2. **Model 10 Anomaly:** There is a distinct, sharp drop in performance across all three active benchmarks (MMLU, GPQA, MMMLU) specifically at Model 10.
3. **Convergence:** By the later models (18-22), MMLU, GPQA Diamond, and MMMLU are all converging in the 80%-90% range.
4. **Difficulty Gap:** "Humanity's Last Exam" is vastly more difficult for these models than the other three benchmarks, never exceeding ~42%, while the others routinely score above 80%.
### Interpretation
This chart visually demonstrates the progression of AI model capabilities against standardized testing benchmarks. The x-axis ("Model Number") likely represents a chronological release order or a scaling progression of model size/compute.
The data suggests that older or more established benchmarks like MMLU and MMMLU are reaching a point of saturation; the models are scoring so high (near 90%) that these tests may no longer effectively differentiate between the capabilities of the newest models. GPQA Diamond shows that models struggled initially but have rapidly "solved" or adapted to this benchmark over time.
The introduction of "Humanity's Last Exam" represents a paradigm shift in evaluation.
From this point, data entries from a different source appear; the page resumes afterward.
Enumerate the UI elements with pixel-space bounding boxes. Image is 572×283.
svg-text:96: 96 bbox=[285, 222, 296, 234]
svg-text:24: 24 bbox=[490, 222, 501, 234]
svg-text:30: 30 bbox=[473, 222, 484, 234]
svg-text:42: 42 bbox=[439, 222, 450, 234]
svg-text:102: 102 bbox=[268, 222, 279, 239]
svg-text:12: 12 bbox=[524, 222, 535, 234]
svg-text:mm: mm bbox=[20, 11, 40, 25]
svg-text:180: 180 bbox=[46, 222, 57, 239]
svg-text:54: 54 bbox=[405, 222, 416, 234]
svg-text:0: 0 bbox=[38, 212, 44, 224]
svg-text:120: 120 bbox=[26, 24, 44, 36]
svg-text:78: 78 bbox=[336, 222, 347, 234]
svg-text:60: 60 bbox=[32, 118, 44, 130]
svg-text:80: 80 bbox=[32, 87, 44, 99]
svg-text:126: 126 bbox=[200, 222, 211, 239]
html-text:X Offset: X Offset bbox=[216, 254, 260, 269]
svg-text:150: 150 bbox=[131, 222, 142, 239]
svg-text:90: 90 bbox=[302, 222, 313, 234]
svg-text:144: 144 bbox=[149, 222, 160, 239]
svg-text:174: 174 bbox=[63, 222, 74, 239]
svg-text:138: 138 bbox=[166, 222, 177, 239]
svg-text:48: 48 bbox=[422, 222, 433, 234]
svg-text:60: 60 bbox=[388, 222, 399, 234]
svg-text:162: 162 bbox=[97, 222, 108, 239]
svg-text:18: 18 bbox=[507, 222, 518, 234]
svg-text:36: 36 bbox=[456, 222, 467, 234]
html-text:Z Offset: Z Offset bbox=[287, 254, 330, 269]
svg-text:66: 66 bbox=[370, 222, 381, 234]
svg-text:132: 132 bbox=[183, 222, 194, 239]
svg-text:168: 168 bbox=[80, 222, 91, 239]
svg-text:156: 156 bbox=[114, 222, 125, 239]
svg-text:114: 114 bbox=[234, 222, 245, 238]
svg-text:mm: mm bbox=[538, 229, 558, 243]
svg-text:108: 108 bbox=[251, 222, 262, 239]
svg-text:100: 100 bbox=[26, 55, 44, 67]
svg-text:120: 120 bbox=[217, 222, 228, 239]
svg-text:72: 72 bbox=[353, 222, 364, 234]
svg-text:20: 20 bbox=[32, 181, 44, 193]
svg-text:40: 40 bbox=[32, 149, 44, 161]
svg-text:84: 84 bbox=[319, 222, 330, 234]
Because the models are scoring exceptionally low on it (starting below 10% and struggling to break 40%), it serves as a new "frontier" benchmark designed to test advanced reasoning or knowledge that current models have not yet mastered. The chart effectively communicates the necessity of creating harder tests as AI models rapidly conquer existing ones.